Perhaps some artists will still use physical paint but I predict most will turn to computers to create art. Music is now made on computers nowadays. Sure, we’ll still play Mozart or Bach on our violins but that’s 18th century stuff. No new music is or will be written on paper. It’s all data on disks.

All our banking records are electronic. All our stock exchanges are too. Our entire global economic infrastructure is electronic. Even small town banks connect to the Internet to the Fed. Or if it’s a branch of a major bank, is sure to be completely filled with computers. We are already seeing cash disappear. First with credit cards, then with NFC transactions with our phones and the advent of Bitcoin and others is making cash obsolete. It won’t be long before it disappears completely.

Governments are also becoming electronic data-based organizations. Larger governments may take longer to convert but smaller, richer states will easily be artifact free before the middle of the century. Amazon and Microsoft are already huge data storage contractors to ours and several other governments and militaries.

If something happens to erase all that data stored in our phones, computers and Facebook, Amazon and Google’s and our banks’ data centers, everything disappears. Backing everything up is becoming almost infeasible and uneconomical. So everything disappears. No history since the early 21st century. Scarce artifacts. Just a lot of blank hard drives in hundreds of huge data centers.

That “something” that erases all that data could be anything from a massive cyber attack by a state or non-state actor, a nuclear attack, or even a astronomical event with significant magnetic energy and global effect could turn all our hard drives into paperweights.

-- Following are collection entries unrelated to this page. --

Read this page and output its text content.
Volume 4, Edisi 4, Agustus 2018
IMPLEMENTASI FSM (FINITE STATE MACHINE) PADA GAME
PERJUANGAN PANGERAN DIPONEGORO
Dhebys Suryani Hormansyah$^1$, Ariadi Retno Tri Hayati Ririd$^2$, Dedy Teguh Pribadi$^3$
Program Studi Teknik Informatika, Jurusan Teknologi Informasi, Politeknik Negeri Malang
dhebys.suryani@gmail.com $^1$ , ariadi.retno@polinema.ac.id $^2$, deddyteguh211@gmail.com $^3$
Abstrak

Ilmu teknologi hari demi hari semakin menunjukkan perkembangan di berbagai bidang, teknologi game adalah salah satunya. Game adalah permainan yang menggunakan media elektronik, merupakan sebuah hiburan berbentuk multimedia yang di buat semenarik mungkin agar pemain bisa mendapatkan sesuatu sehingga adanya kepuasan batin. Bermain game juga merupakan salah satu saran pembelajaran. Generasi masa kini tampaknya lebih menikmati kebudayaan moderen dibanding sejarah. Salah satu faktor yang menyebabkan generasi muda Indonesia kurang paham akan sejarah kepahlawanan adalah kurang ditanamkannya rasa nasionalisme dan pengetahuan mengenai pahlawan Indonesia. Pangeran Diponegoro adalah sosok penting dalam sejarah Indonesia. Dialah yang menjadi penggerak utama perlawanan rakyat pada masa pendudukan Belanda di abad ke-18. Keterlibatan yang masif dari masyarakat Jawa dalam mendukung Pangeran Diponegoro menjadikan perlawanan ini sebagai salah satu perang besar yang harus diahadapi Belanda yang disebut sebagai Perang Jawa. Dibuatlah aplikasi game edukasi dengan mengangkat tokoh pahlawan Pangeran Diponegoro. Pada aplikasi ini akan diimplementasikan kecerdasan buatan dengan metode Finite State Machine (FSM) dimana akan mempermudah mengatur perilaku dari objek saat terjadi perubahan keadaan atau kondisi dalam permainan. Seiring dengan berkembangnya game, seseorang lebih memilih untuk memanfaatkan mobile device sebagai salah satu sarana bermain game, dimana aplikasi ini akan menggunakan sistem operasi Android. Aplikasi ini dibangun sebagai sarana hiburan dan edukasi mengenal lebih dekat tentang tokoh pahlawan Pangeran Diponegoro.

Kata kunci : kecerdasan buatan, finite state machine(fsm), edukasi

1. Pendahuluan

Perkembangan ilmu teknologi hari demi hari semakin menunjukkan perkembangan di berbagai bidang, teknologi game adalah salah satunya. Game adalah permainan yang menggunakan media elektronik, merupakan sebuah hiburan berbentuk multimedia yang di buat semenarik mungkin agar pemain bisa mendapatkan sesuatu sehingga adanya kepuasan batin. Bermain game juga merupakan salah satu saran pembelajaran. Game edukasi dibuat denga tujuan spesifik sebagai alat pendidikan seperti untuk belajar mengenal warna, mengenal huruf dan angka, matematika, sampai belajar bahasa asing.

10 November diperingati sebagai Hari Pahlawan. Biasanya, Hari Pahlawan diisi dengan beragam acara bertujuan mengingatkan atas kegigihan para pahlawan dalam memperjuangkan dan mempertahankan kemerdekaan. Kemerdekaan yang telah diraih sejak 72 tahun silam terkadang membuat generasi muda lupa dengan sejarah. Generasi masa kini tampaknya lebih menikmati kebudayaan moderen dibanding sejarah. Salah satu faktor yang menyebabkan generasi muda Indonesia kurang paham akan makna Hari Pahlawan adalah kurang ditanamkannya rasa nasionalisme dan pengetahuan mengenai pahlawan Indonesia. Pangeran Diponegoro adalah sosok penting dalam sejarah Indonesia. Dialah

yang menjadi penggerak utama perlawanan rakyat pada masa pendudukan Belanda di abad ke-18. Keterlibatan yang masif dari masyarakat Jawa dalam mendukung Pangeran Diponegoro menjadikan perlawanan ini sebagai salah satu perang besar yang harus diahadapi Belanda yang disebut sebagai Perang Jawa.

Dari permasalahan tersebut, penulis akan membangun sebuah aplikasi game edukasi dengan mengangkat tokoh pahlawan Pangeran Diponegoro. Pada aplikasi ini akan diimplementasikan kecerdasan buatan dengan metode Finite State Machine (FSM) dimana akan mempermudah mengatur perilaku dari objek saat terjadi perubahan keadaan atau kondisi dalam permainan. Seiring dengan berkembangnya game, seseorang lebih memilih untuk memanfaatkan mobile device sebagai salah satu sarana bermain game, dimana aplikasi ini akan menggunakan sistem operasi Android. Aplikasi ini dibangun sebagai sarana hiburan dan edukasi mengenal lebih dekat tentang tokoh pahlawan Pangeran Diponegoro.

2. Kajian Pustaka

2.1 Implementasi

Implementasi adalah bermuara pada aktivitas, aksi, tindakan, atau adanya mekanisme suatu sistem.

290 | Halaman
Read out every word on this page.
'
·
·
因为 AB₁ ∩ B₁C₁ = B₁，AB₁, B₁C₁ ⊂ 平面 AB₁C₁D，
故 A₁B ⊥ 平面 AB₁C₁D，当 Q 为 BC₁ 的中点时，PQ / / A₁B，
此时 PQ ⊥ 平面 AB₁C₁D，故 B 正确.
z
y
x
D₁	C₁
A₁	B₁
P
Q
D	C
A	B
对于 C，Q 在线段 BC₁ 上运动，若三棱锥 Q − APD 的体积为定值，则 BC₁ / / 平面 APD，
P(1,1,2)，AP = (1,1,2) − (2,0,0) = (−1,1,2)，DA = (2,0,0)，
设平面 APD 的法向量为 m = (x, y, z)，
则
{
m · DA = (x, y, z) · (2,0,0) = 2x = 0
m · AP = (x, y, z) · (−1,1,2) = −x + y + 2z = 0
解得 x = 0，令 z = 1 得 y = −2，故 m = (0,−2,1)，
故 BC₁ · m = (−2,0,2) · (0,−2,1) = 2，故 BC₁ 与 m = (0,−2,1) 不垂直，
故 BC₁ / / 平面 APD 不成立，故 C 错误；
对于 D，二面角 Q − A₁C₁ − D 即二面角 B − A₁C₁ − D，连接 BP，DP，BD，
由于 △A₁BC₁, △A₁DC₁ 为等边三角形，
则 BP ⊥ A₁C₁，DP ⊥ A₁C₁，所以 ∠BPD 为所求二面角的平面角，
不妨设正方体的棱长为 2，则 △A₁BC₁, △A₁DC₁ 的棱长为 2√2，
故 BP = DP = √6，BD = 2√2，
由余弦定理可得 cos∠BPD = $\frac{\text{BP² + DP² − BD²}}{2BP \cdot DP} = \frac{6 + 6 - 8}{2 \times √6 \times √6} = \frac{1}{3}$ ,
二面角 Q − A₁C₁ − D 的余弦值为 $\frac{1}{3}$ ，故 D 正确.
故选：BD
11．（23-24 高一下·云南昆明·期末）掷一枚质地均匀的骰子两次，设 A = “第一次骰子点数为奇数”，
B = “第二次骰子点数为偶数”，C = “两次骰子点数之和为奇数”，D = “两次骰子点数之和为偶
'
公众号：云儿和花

Feel free to elaborate on a possible data-wiping catastrophe or comment on my idea on the end of history as a result of a data-dependent world in the near future.

TL;DR: History relies of physical artifacts and physical written language. The 21st century is seeing the end of physical history because of the proliferation of electronic data in all facets of human life. A global magnetic catastrophe either natural or manmade can effectively erase our electronic history. Ideas?